A total of 138 patients with baseline LIC were included (MT n = 96 or BMM n = 42; mean age ± SD, 72.4 ± 14.4 years; 34.1% female; mRS 0-3: 45.1%). Mean core and critically hypoperfused volume were 100.4 mL ± 36.3 mL and 157.6 ± 56.2 mL, respectively, and did not differ between groups. Models considering the functional relevance of the infarct location showed a better accuracy for the prediction of mRS 0-3 with a c statistic of 0.76 and 0.83 for logistic regression model and bootstrap random forest testing sets, respectively. In these models, the interaction between treatment effect of MT and the mismatch was significant ( = 0.04). In comparison, in the logistic regression model disregarding functional eloquence, the c statistic was 0.67 and the interaction between MT and the mismatch was insignificant.
Considering functional eloquence of hypoperfused tissue in patients with a large infarct core at baseline allows for a more precise estimation of treatment expected benefit.
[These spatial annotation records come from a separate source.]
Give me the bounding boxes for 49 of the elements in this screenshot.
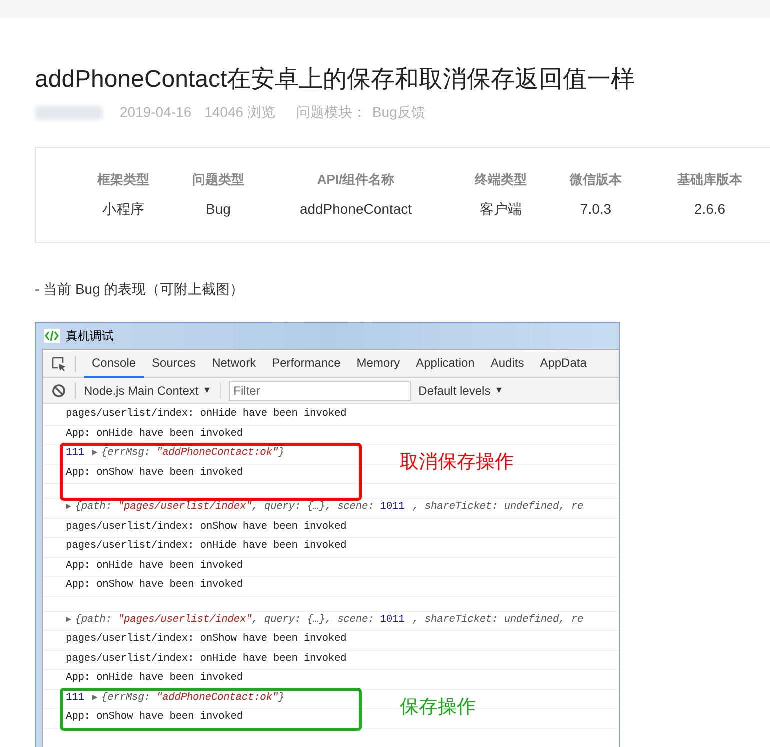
page-title: addPhoneContact在安卓上的保存和取消保存返回值一样 [35, 65, 636, 95]
info-value: 7.0.3 [580, 200, 612, 220]
info-label: 基础库版本 [678, 170, 742, 189]
console-message: App: onShow have been invoked [66, 710, 243, 726]
blurred-author [35, 106, 103, 120]
info-label: 微信版本 [570, 170, 622, 189]
info-value: 2.6.6 [694, 200, 726, 220]
view-count: 14046 浏览 [204, 103, 276, 122]
console-message: pages/userlist/index: onHide have been invoked [66, 539, 347, 554]
console-message: App: onHide have been invoked [66, 558, 243, 574]
info-label: 问题类型 [192, 170, 244, 189]
info-value: 客户端 [480, 200, 522, 220]
console-object: ▶ {path: "pages/userlist/index", query: {…}, scene: 1011 , shareTicket: undefined, re [66, 500, 584, 516]
devtools-tab[interactable]: Audits [482, 350, 532, 378]
console-object: 111 ▶ {errMsg: "addPhoneContact:ok"} [66, 446, 285, 462]
filter-field[interactable]: Filter [228, 380, 411, 400]
info-value: 小程序 [102, 200, 144, 220]
info-value: addPhoneContact [300, 200, 412, 220]
devtools-tab[interactable]: Network [204, 350, 264, 378]
console-message: App: onShow have been invoked [66, 578, 243, 594]
module-info: 问题模块： Bug反馈 [296, 103, 426, 122]
info-label: 终端类型 [475, 170, 527, 189]
console-object: ▶ {path: "pages/userlist/index", query: {…}, scene: 1011 , shareTicket: undefined, re [66, 612, 584, 628]
console-object: 111 ▶ {errMsg: "addPhoneContact:ok"} [66, 690, 285, 706]
console-message: pages/userlist/index: onHide have been invoked [66, 652, 347, 667]
console-message: App: onShow have been invoked [66, 466, 243, 481]
devtools-tab[interactable]: Performance [264, 350, 349, 378]
clear-icon[interactable] [52, 384, 66, 398]
window-title: 真机调试 [66, 328, 114, 345]
post-date: 2019-04-16 [120, 103, 192, 122]
context-dropdown[interactable]: Node.js Main Context ▼ [84, 382, 212, 400]
section-heading: - 当前 Bug 的表现（可附上截图） [35, 280, 246, 299]
annotation-label: 取消保存操作 [400, 451, 514, 475]
devtools-tab[interactable]: Application [408, 350, 483, 378]
devtools-tab[interactable]: Sources [144, 350, 204, 378]
devtools-tab[interactable]: Memory [348, 350, 408, 378]
console-message: App: onHide have been invoked [66, 426, 243, 442]
levels-dropdown[interactable]: Default levels ▼ [418, 382, 504, 400]
info-value: Bug [206, 200, 231, 220]
code-icon [44, 329, 60, 343]
console-message: pages/userlist/index: onShow have been invoked [66, 520, 347, 535]
devtools-tab[interactable]: AppData [532, 350, 595, 378]
inspect-icon[interactable] [51, 356, 67, 372]
console-message: pages/userlist/index: onHide have been invoked [66, 407, 347, 422]
info-label: API/组件名称 [317, 170, 395, 189]
info-label: 框架类型 [98, 170, 150, 189]
console-message: pages/userlist/index: onShow have been invoked [66, 632, 347, 648]
annotation-label: 保存操作 [400, 696, 476, 720]
console-message: App: onHide have been invoked [66, 671, 243, 686]
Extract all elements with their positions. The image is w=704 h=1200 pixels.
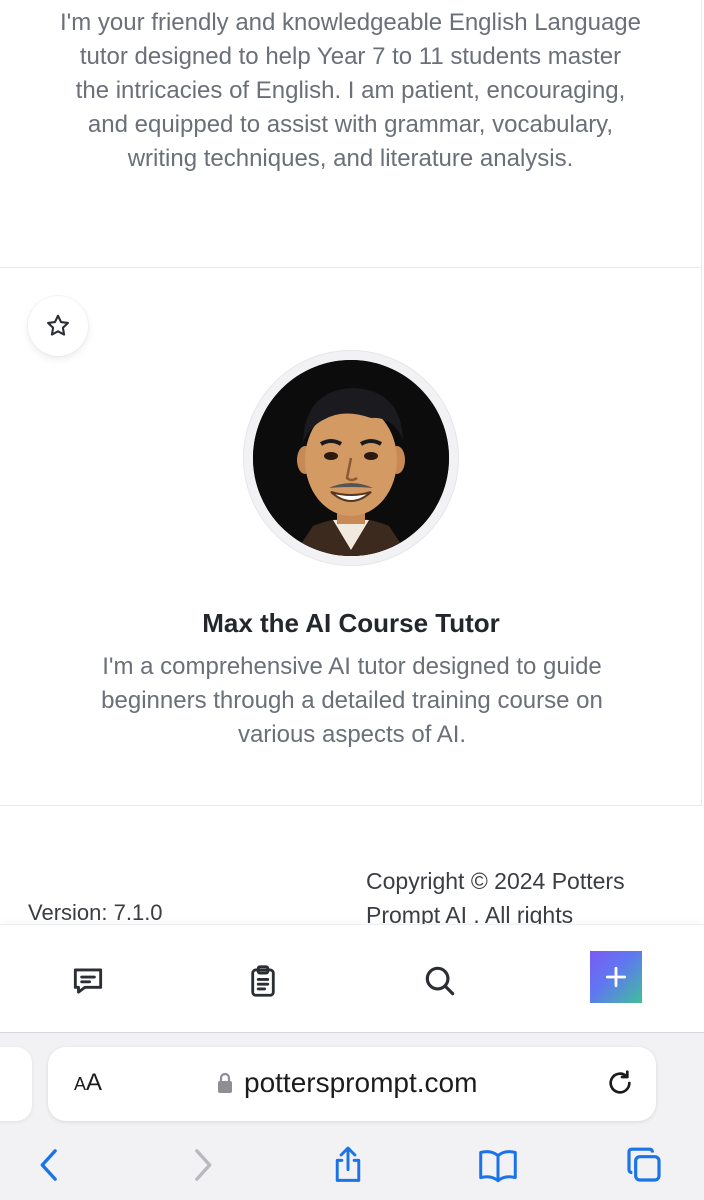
clipboard-icon	[251, 965, 275, 997]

This study provides Class II evidence that, in patients with AIS and LIC, considering the functional eloquence of the infarct location improves prediction of disability status at 3 months.
对于急性缺血性卒中(AIS)且基线存在大面积缺血半暗带(LIC)的患者,进行机械取栓(MT)的个体化患者选择是一项尚未满足的需求。我们检验了这样一个假设,即评估梗死脑组织和灌注不足脑组织的功能相关性将改善LIC患者MT的选择框架。
我们对接受MT或最佳药物治疗(BMM)的LIC成人患者(MRI扩散加权成像显示缺血核心体积>70 mL)进行了一项多中心回顾性研究,并进行了MRI灌注检查。主要结局是3个月改良Rankin量表(mRS)评分,0至3分为预后良好。得出基于全脑和局部语言区的核心灌注不匹配率。在多变量和自助随机森林模型中比较了语言区受累对临床结局的预测准确性。
共纳入138例基线存在LIC的患者(MT组n = 96或BMM组n = 42;平均年龄±标准差,72.4±14.4岁;女性占34.1%;mRS 0至3分:45.1%)。平均核心体积和严重灌注不足体积分别为100.4 mL±36.3 mL和157.6±56.2 mL,两组之间无差异。考虑梗死部位功能相关性的模型对mRS 0至3分的预测准确性更高,逻辑回归模型和自助随机森林测试集的c统计量分别为0.76和0.83。在这些模型中,MT治疗效果与不匹配之间的相互作用具有显著性(P = 0.04)。相比之下,在不考虑功能语言区的逻辑回归模型中,c统计量为0.67,MT与不匹配之间的相互作用无显著性。
考虑基线存在大面积梗死核心患者灌注不足组织的功能语言区,能够更精确地估计预期治疗获益。
本研究提供了II级证据,即在AIS和LIC患者中,考虑梗死部位的功能语言区可改善对3个月时残疾状态的预测。